Местные жители называют соседние территории окраиной, словно Мапинчжай является центром мира. Только здесь, в «центре», живут разумно; люди с «окраин» всегда немного чудаковатые.
Как только приезжие покидают посёлок, мапинчжайцы подбирают за ними коробки из-под сигар и бутылки из-под газированной воды, чтобы сдать на переработку или приспособить к делу. И, конечно, сплетничают о туристах. Иногда они обсуждают и фотографию, которая так привлекает гостей.
— Она не походит на уличную девку.
— Чем не походит-то? Рот у неё большой, а сама страшная до ужаса.
— Такая упругая грудь, что и пятерых детей вскормит.
— Ты разве не слышал, что женская красота — это зло? У красавиц всегда судьба несчастная.
— Но она не занималась ничем таким. Она была народным представителем. Более того, даже сам председатель Мао приглашал её в Пекин посидеть в кожаном кресле. Мой дядя говорил, что стоит только сесть в это кожаное кресло, как оно проваливается на два аршина, да так, что сердце оказывается во рту.
— Ну ты, болван, не вешай мне лапшу на уши.
Сколько людей, столько и мнений, но всё же в одном простой народ уверен абсолютно: девушка, воспитанная по-европейски, не сможет ни таскать вёдра с навозом, ни косить траву на корм свиньям — разве что без всякой пользы будет стоять и смотреть, как работают другие. Такую точно никто в жёны не возьмёт. К съёмкам в кино в народе относятся не лучше. Как-то приезжала сюда из уезда целая команда: вешали белые холсты и пару раз устраивали кинопросмотры. Не было ни гонгов с барабанами, ни пения, актёры, один страшнее другого, изъяснялись на обычном разговорном языке, а всё действо завершилось, не успев толком начаться.
В другой раз сельский староста увидел на экране несколько сот человек, которые сражались и в то же время поднимали целину. Впопыхах было сварено два котла лапши и устроен приём, чтобы накормить всех актёров. Но едва погас свет, могучее войско мгновенно испарилось; остались только два киномеханика, которые крутили плёнку в киноаппарате. Вот тебе и представление… Разве так можно обманывать людей?

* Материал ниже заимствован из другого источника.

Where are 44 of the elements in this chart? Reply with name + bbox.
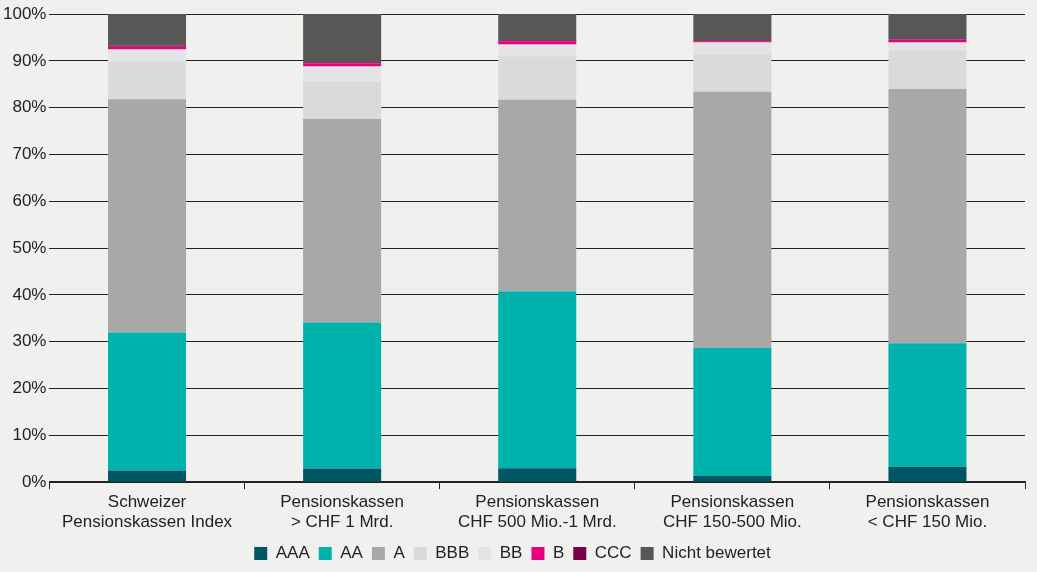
y-tick-label: 40%: [12, 284, 47, 304]
bar: [108, 332, 187, 471]
bar: [303, 322, 382, 469]
legend-label: AA: [340, 543, 364, 563]
y-tick-label: 0%: [21, 471, 47, 491]
y-tick-label: 70%: [12, 144, 47, 164]
y-tick-label: 80%: [12, 97, 47, 117]
y-tick-label: 20%: [12, 378, 47, 398]
legend-label: BBB: [435, 543, 470, 563]
bar: [693, 14, 772, 41]
y-tick-label: 10%: [12, 425, 47, 445]
y-tick-label: 90%: [12, 50, 47, 70]
bar: [303, 118, 382, 323]
bar: [888, 466, 967, 482]
bar: [888, 88, 967, 344]
legend-label: BB: [499, 543, 523, 563]
bar: [108, 99, 187, 333]
y-tick-label: 100%: [3, 3, 47, 23]
x-tick-label: Pensionskassen CHF 500 Mio.-1 Mrd.: [457, 492, 617, 532]
bar: [108, 14, 187, 46]
bar: [693, 347, 772, 477]
legend-label: A: [393, 543, 406, 563]
legend-label: B: [552, 543, 565, 563]
bar: [303, 468, 382, 482]
bar: [303, 14, 382, 63]
x-tick-label: Pensionskassen < CHF 150 Mio.: [865, 492, 990, 532]
legend-label: AAA: [275, 543, 311, 563]
x-tick-label: Pensionskassen > CHF 1 Mrd.: [280, 492, 405, 532]
y-tick-label: 30%: [12, 331, 47, 351]
x-tick-label: Schweizer Pensionskassen Index: [61, 492, 233, 532]
legend-label: CCC: [594, 543, 632, 563]
y-tick-label: 50%: [12, 237, 47, 257]
bar: [888, 343, 967, 467]
bar: [498, 14, 577, 41]
bar: [498, 468, 577, 482]
bar: [693, 91, 772, 348]
bar: [498, 291, 577, 469]
x-tick-label: Pensionskassen CHF 150-500 Mio.: [662, 492, 802, 532]
bar: [693, 476, 772, 482]
y-tick-label: 60%: [12, 190, 47, 210]
legend-label: Nicht bewertet: [662, 543, 772, 563]
bar: [888, 14, 967, 40]
bar: [498, 99, 577, 292]
bar: [108, 470, 187, 482]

Хотя младшая дочь семейства Ян пела лишь в подобных мошеннических постановках, она тем не менее отказала начальнику уезда, сделавшему ей предложение, и не стала держать лавку в городе. Земляки отнюдь не считали её поведение достойным, но как-то она пожертвовала правительству волостного центра целый водяной насос — и то был поступок, без сомнения, добродетельный.
Волостной старшина строго-настрого запретил жителям разрушать дом, принадлежавший младшей Ян, а также хранить в нём зерно или держать скот. Как-то раз старик Сань снял одну из поперечных балок этого дома и использовал её для ремонта водяного колеса. Волостной старшина, узнав об этом, вытаращил глаза и начал ругаться: «Безобразие! Кто тебе дал на это разрешение? Сколько у тебя голов на плечах, чтобы заплатить за порчу имущества? Что, третья мировая началась, и можно рушить чужие дома, да?»
Услышав эти слова, народ невольно задумался о третьей мировой войне и тут же осознал, что такое поведение старшины вполне оправдано.